My problem here is that I want to predict failures in advance with respect to their occurrence. I have sensors mounted on my machine and with a certain frequency, they send data to my database. Sometimes the machine fails and I want to find some anomaly patterns in the data before the actual failure. The idea is that if I notice in data some weird behavior I can stop the machine and do some maintenance to avoid its failure.
The only thing I have as a label for a timestamp is when the system is down because of the failure. So for each timestamp, I only know if my machine either is working or not because of the failure. I don't know if before the failure I have a sequence of timestamps in which sensors are normal or not.
What type of algorithm would you use in this case? I know the problem is not pretty standard. Below I leave my current idea.
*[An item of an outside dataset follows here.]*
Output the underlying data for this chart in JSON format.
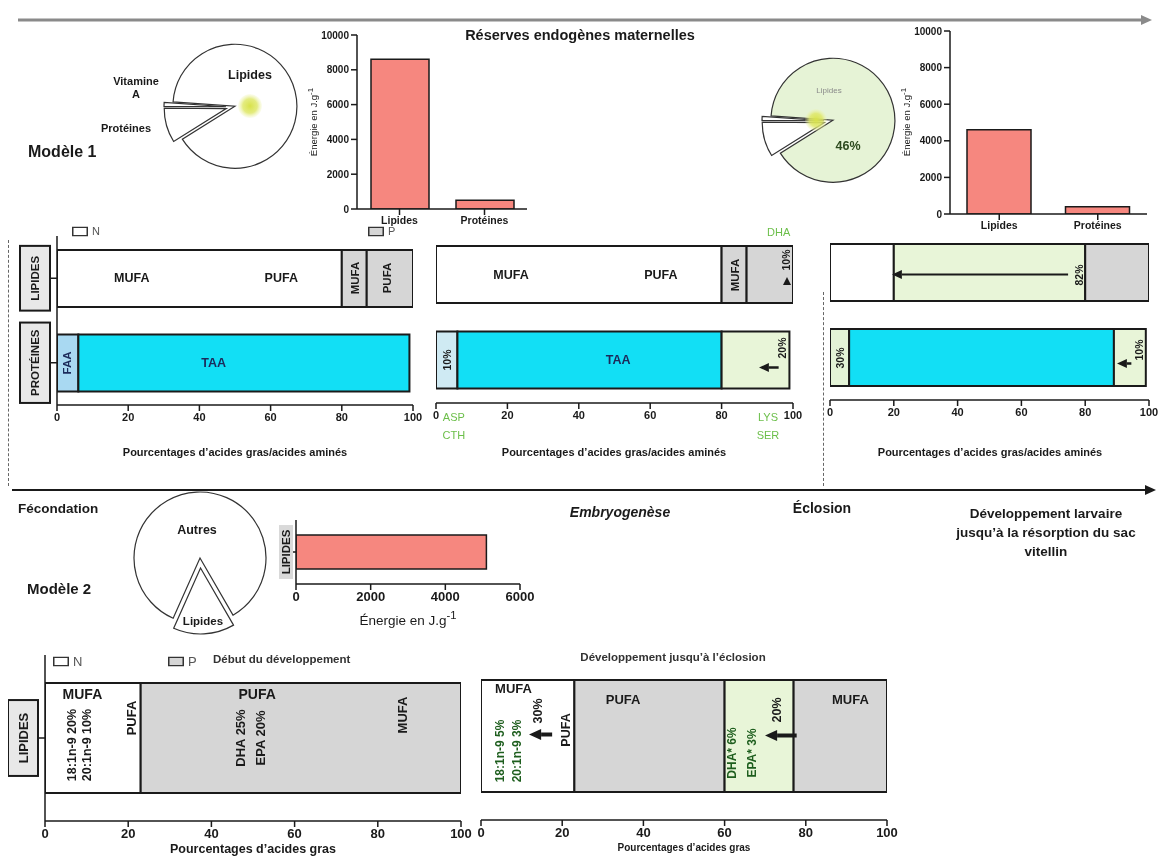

Currently, I am thinking about using different LSTMs Autoencoders. I would like to represent in a compressed feature vector the representation of my "normal" input, and with the reconstruction error of the autoencoder, I can understand whether the input fed behaves normally or not. The problem is that I am not sure if my input is normal or not, so here one doubt is that using subsequences that happened very far from the failure could simulate my normal behavior. Then another doubt is that I would use different autoencoders because I want to model different time periods of the sequence (minutes, hours, days), and then ensemble these different time-window encoders. What do you think? Could this be feasible?